Heute brauchen diese Kinder und dehren Familien Hilfe und nicht erst in einigen Monaten. Heute ist die Entscheidung eines freundlichen Mitarbeiters gefordert und nicht eine Aktenablage in's naechste Schubfach aus der man das ganze erst bei einer Klage wieder herausholt.

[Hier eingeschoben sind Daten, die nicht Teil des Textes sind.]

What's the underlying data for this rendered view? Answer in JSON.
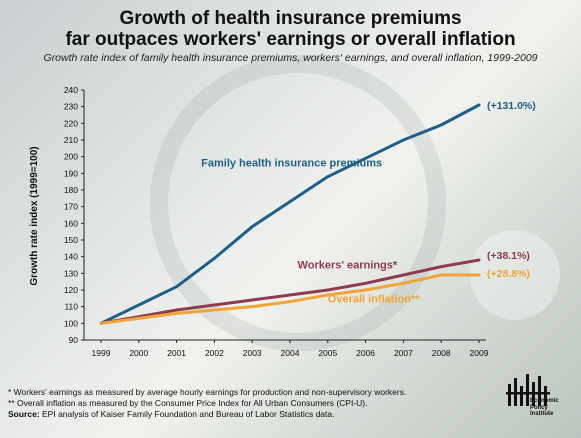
{
  "header": {
    "title_line1": "Growth of health insurance premiums",
    "title_line2": "far outpaces workers' earnings or overall inflation",
    "subtitle": "Growth rate index of family health insurance premiums, workers' earnings, and overall inflation, 1999-2009"
  },
  "chart_data": {
    "type": "line",
    "title": "Growth of health insurance premiums far outpaces workers' earnings or overall inflation",
    "subtitle": "Growth rate index of family health insurance premiums, workers' earnings, and overall inflation, 1999-2009",
    "xlabel": "",
    "ylabel": "Growth rate index (1999=100)",
    "x": [
      1999,
      2000,
      2001,
      2002,
      2003,
      2004,
      2005,
      2006,
      2007,
      2008,
      2009
    ],
    "ylim": [
      90,
      240
    ],
    "yticks": [
      90,
      100,
      110,
      120,
      130,
      140,
      150,
      160,
      170,
      180,
      190,
      200,
      210,
      220,
      230,
      240
    ],
    "grid": false,
    "series": [
      {
        "name": "Family health insurance premiums",
        "color": "#1f5f87",
        "values": [
          100,
          111,
          122,
          139,
          158,
          173,
          188,
          199,
          210,
          219,
          231
        ],
        "end_label": "(+131.0%)"
      },
      {
        "name": "Workers' earnings*",
        "color": "#8e3b52",
        "values": [
          100,
          104,
          108,
          111,
          114,
          117,
          120,
          124,
          129,
          134,
          138
        ],
        "end_label": "(+38.1%)"
      },
      {
        "name": "Overall inflation**",
        "color": "#f0a43a",
        "values": [
          100,
          103,
          106,
          108,
          110,
          113,
          117,
          120,
          124,
          129,
          129
        ],
        "end_label": "(+28.8%)"
      }
    ]
  },
  "footnotes": {
    "note1": "* Workers' earnings as measured by average hourly earnings for production and non-supervisory workers.",
    "note2": "** Overall inflation as measured by the Consumer Price Index for All Urban Consumers (CPI-U).",
    "source_label": "Source:",
    "source_text": " EPI analysis of Kaiser Family Foundation and Bureau of Labor Statistics data."
  },
  "logo": {
    "line1": "Economic",
    "line2": "Policy",
    "line3": "Institute"
  }
}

Aber wir alle koennen schon heute helfen und sei es nur, dass wir mit offenen Augen durch die Welt schreiten und sehen was um uns herum geschieht. Wenn's draussen schuettet , nehmen sie vom Kindergarten die Mutter und ihr Kind einfach in ihr Auto mit und bringen es trocken nach Hause, Haben sie ein Stueck Kuchen uebrig und wissen das ihre alte Nachbarin sich so etwas nicht leisten kann, warum bringen sie es ihr dann nicht einfach vorbei? Die kleinen Dinge sind es die unser Leben verschoenern - nicht Geld, Reichtum oder Macht. Das zumindest sind die Wertvorstellungen so wie ich sie einmal als Kind gelernt habe. Ich hoffe, das sich einige von Ihnen meiner Meinung anschliessen koennen. Nur wir koennen diese Welt verbessern. Ueberlassen wir es nicht der Arroganz und der Blindheit. Es hilft nichts wenn wir nur meckern und jammern, W I R muessen auch etwas dafuer tun.